In vivo visualisation of vessel formation in peritoneal tumor scaffolds with µCT – poster EMIM 2017

Authors: De Jaeghere Emiel1*, De Vlieghere Elly1,2*, Neyt Sara3, Vandeghinste Bert3, Van Hoorick Jasper4, Wagemans Glenn1, Pieters Leen5, Melsens Elodie6, Berx Geert7,8, Van Vlierberghe Sandra4, Ceelen Wim6, Declercq Heidi4, Vanhove Christian9, De Wever Olivier1,2

Affiliations

  1. Laboratory of Experimental Cancer Research, Ghent University, Belgium.
  2. Cancer Research Institute Ghent (CRIG), Ghent University, Belgium.
  3. MOLECUBES NV, Ghent Belgium.
  4. Polymer Chemistry and Biomaterials Group, Department of Organic Chemistry Ghent, Belgium.
  5. Department of Basic Medical Science, Ghent University, Belgium.
  6. Department of Surgery, Ghent University hospital, Belgium.
  7. Unit of Molecular and Cellular Oncology, Inflammation Research Center, VIB, Ghent, Belgium.
  8. Department of Biomedical Molecular Biology, Ghent University, Belgium.
  9. IBiTech – MEDISIP – INFINITY, Ghent University, Belgium.

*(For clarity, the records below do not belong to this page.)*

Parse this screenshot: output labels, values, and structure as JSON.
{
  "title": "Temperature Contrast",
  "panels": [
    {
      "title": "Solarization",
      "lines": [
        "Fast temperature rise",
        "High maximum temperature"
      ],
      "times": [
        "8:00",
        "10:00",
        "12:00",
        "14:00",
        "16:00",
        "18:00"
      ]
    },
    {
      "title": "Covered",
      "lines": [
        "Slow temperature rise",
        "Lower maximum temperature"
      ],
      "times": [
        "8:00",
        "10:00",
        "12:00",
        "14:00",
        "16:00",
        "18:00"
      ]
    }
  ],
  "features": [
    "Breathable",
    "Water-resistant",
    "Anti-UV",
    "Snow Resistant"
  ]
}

* Both authors equally contributed

Introduction

Peritoneal carcinomatosis is a major source of morbidity and mortality in patients with advanced abdominal neoplasms. Intraperitoneal chemotherapy is an area of intense interest given its efficacy in ovarian cancer. However, large peritoneal metastases (>0.5cm3) with adequate blood flow have high interstitial fluid pressure, which inhibits intratumoral drug distribution [1]. To study drug penetration and its influencing factors, reliable in vivo models that mimic peritoneal carcinomatosis are crucial [2]. By applying tissue engineering we successfully biomimicked a peritoneal ovarian tumor and its environment in mice. Functional blood vessel formation was evaluated with contrast enhanced µCT.

Methods

A mixture of ovarian cancer cells and cancer associated fibroblasts was seeded on gelatin coated 3D PLA scaffold of 0.1 cm3 [3]. After 3 weeks of in vitro culture, the tumor scaffolds (TS) and blank scaffolds (BS) were implanted on the inside of the peritoneal wall. Functional blood vessel formation was assessed with µCT. Four mice were IV injected with Exitron 12000 (Miltenyi Biotec). Contrast enhanced µCT imaging was performed on the X-CUBE cone beam µCT (MOLECUBES NV, Belgium). The high resolution protocol was used with the following acquisition parameters: one bed position (70×40 mm FOV), circular trajectory with four continuous rotations, 720 projections/rotation, 460 µA tube current and 50 kVp tube voltage, resulting in a four minutes acquisition time. Acquisitions were reconstructed into a 800x800x800 matrix with 50µm voxel size using the FDK algorithm [4]. Quantification was performed by calculating vessel volume (mm3). Additionally, in vivo cell growth was longitudinally monitored using bioluminescent imaging.

Results

The tumor scaffolds cause only limited animal morbidity. Within four weeks the scaffolds were completely incorporated in the host mice. Functional blood vessels from the peritoneal wall enter the tumor scaffolds, visual on µCT . Quantification of the vessel volume showed more vessel formation in TS compared to BS . Additionally, it was demonstrated that the blood vessel volume is correlated with tumor cell growth within the scaffold.

Conclusion

We can conclude that µCT imaging is a useful tool to assess vessel formation in TS. The TS become vascularized and show cancer cell growth proportional with vascularization as evidenced by contrast-enhanced µCT and bioluminescence monitoring, respectively. This model opens new opportunities for therapy evaluation of peritoneal carcinomatosis and its tumor environment.

References

  1. Sleightholm, R. et al. The American Society of Peritoneal Surface Malignancies Multi-Institution evaluation of 1,051 advanced ovarian cancer patients undergoing cytoreductive surgery and HIPEC: An introduction of the peritoneal surface disease severity score. J. Surg. Oncol. 114, 779–784 (2016).
  2. Gremonprez, F., Willaert, W. & Ceelen, W. Intraperitoneal chemotherapy (IPC) for peritoneal carcinomatosis: Review of animal models. J. Surg. Oncol. 109, 110–116 (2014).
  3. Jacobs, T. et al. Plasma surface modification of polylactic acid to promote interaction with fibroblasts. J. Mater. Sci. Mater. Med. 24, 469–478 (2013).
  4. Feldkamp L., Davis L., and Kress J. Practical cone-beam algorithm. J Opt Soc Am. A1, 612–619 (1984).